Obsess over polls on the go
By Dante Ramos
Globe Staff
Reviewing: PollTracker Mobile
By: TPM Media
Price: free
Platforms: iPhone, iPad, iPod Touch
Should you get it?: Yes
If you're a political junkie, your productivity at work and at home has flat-lined because of all the time you spend clicking through the latest polls from Ohio and Virginia on your desktop or laptop computer. Fortunately, there's an easy way to reduce your productivity in plenty of other settings, too. Talking Points Memo, which started years ago as a liberal blog but has blossomed into a one-stop shop for lots of political information and analysis, has released a well-designed app that compiles all manner of public polls and organizes the data in an easy-to-swipe way.
What's most appealing about the app is its well-designed user interface. If you've used your phone to visit websites that aggregate polls -- such as FiveThirtyEight or Real Clear Politics or the PollTracker section of Talking Points Memo's standard site -- you know that it's annoying to get at the data. This app just repackages the same data in a more accessible form. You can also set up a list of your favorite races, so you can easily check back on all of them as often as you like.
Now, how you interpret the data available here is up to you -- and is a matter of some controversy.
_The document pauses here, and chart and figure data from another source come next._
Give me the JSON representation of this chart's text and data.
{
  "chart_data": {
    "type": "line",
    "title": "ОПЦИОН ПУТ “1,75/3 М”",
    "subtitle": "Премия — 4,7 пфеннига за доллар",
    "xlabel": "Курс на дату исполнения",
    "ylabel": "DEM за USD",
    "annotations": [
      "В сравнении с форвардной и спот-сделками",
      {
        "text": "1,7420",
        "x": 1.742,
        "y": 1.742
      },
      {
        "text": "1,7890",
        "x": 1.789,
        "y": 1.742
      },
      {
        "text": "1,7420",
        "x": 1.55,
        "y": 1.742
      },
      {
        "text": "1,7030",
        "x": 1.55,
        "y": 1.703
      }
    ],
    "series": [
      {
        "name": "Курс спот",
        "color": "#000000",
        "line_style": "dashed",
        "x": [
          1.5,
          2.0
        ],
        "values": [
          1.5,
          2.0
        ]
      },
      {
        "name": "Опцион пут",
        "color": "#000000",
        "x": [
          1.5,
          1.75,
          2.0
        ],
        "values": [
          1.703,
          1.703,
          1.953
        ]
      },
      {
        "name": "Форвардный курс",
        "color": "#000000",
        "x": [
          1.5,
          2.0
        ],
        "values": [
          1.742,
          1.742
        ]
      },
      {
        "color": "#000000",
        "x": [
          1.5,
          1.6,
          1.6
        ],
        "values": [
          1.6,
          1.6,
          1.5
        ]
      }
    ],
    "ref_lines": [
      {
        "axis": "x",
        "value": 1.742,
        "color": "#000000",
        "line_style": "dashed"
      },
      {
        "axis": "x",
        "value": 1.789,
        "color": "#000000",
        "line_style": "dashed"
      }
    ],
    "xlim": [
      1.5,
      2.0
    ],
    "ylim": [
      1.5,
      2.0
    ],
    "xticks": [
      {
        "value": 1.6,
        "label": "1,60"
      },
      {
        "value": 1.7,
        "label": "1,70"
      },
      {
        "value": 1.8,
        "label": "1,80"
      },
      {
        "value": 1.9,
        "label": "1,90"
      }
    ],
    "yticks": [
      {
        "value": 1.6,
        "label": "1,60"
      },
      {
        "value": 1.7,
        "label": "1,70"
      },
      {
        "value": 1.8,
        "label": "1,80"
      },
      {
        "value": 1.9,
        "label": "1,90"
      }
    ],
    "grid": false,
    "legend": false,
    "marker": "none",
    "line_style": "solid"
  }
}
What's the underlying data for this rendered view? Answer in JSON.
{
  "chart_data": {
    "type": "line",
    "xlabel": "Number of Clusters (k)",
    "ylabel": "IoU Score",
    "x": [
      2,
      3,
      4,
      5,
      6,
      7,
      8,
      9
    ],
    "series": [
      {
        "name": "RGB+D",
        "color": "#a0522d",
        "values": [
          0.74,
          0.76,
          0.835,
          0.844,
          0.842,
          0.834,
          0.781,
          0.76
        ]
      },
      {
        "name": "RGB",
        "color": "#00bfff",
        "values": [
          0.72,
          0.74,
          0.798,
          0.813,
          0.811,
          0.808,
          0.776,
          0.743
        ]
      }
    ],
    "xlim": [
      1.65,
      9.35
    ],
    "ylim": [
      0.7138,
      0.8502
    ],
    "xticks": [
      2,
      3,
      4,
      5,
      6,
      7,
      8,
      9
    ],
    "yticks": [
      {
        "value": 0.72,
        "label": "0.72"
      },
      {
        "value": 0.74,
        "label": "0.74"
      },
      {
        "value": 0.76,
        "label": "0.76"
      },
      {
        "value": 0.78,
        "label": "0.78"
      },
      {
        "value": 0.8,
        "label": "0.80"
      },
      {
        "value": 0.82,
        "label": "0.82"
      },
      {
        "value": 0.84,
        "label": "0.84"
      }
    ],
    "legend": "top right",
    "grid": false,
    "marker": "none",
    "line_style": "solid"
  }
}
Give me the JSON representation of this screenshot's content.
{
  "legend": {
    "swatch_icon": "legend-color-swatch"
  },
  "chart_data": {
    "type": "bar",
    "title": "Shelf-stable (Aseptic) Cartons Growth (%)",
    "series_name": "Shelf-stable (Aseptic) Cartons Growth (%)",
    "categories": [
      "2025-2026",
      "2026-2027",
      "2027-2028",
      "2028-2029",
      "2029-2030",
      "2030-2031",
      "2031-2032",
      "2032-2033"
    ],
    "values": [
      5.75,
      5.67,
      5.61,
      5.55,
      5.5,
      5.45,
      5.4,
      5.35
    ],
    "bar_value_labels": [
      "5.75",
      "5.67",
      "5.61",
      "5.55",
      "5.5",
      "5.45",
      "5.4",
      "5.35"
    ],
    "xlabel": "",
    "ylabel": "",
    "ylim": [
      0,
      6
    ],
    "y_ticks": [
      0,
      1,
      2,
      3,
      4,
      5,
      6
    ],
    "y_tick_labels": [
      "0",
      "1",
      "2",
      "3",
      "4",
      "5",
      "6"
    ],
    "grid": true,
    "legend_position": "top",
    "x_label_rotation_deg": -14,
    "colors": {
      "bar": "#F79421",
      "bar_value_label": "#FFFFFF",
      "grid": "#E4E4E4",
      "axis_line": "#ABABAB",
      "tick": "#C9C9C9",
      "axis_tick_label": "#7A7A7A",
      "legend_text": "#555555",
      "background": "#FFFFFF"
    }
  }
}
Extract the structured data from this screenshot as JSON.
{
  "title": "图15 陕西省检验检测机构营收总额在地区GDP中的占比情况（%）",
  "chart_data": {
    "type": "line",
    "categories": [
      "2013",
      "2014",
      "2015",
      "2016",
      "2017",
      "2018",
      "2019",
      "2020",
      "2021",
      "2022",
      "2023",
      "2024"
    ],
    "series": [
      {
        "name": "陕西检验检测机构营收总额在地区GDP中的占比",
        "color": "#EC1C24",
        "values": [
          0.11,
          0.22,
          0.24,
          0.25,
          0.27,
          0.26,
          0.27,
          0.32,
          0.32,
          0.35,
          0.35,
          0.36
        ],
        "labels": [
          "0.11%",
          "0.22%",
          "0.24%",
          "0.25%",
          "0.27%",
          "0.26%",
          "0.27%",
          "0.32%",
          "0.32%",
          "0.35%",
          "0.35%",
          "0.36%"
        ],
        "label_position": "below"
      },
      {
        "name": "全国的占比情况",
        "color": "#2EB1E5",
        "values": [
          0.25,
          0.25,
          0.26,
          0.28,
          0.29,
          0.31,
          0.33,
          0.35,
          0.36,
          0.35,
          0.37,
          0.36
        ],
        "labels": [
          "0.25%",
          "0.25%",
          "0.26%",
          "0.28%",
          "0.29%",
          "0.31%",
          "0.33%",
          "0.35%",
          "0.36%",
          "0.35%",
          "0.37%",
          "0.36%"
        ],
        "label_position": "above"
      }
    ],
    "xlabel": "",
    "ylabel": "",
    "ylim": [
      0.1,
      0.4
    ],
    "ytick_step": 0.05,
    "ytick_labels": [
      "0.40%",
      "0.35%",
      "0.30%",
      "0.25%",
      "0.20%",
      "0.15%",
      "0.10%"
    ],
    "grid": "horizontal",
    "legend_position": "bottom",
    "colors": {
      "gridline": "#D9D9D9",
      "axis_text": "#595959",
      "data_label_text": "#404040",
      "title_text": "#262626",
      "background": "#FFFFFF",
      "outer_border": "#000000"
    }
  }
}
It's become conventional wisdom that comparing yesterday's numbers from Pollster A with today's numbers from Pollster B is like comparing apples and oranges; better to look at an average of polls. But one aggregator, FiveThirtyEight, famously goes a step farther; it uses a secret model that gives more emphasis to certain types of polls and takes account of how other factors -- such as individual states' past voting history -- might affect the final election results in ways that today's polls don't anticipate. Since the first presidential debate, FiveThirtyEight has given Obama supporters far more reassurance than straight-up poll averages have.
The PollTracker, in contrast, just provides polls and averages of polls. There's not much wiz-bang engineering here at all. But the app is convenient. If you want to know, on the go, how Mitt Romney's doing in Nevada or how gay marriage is polling in Maine -- and I do! -- then this is an app for you.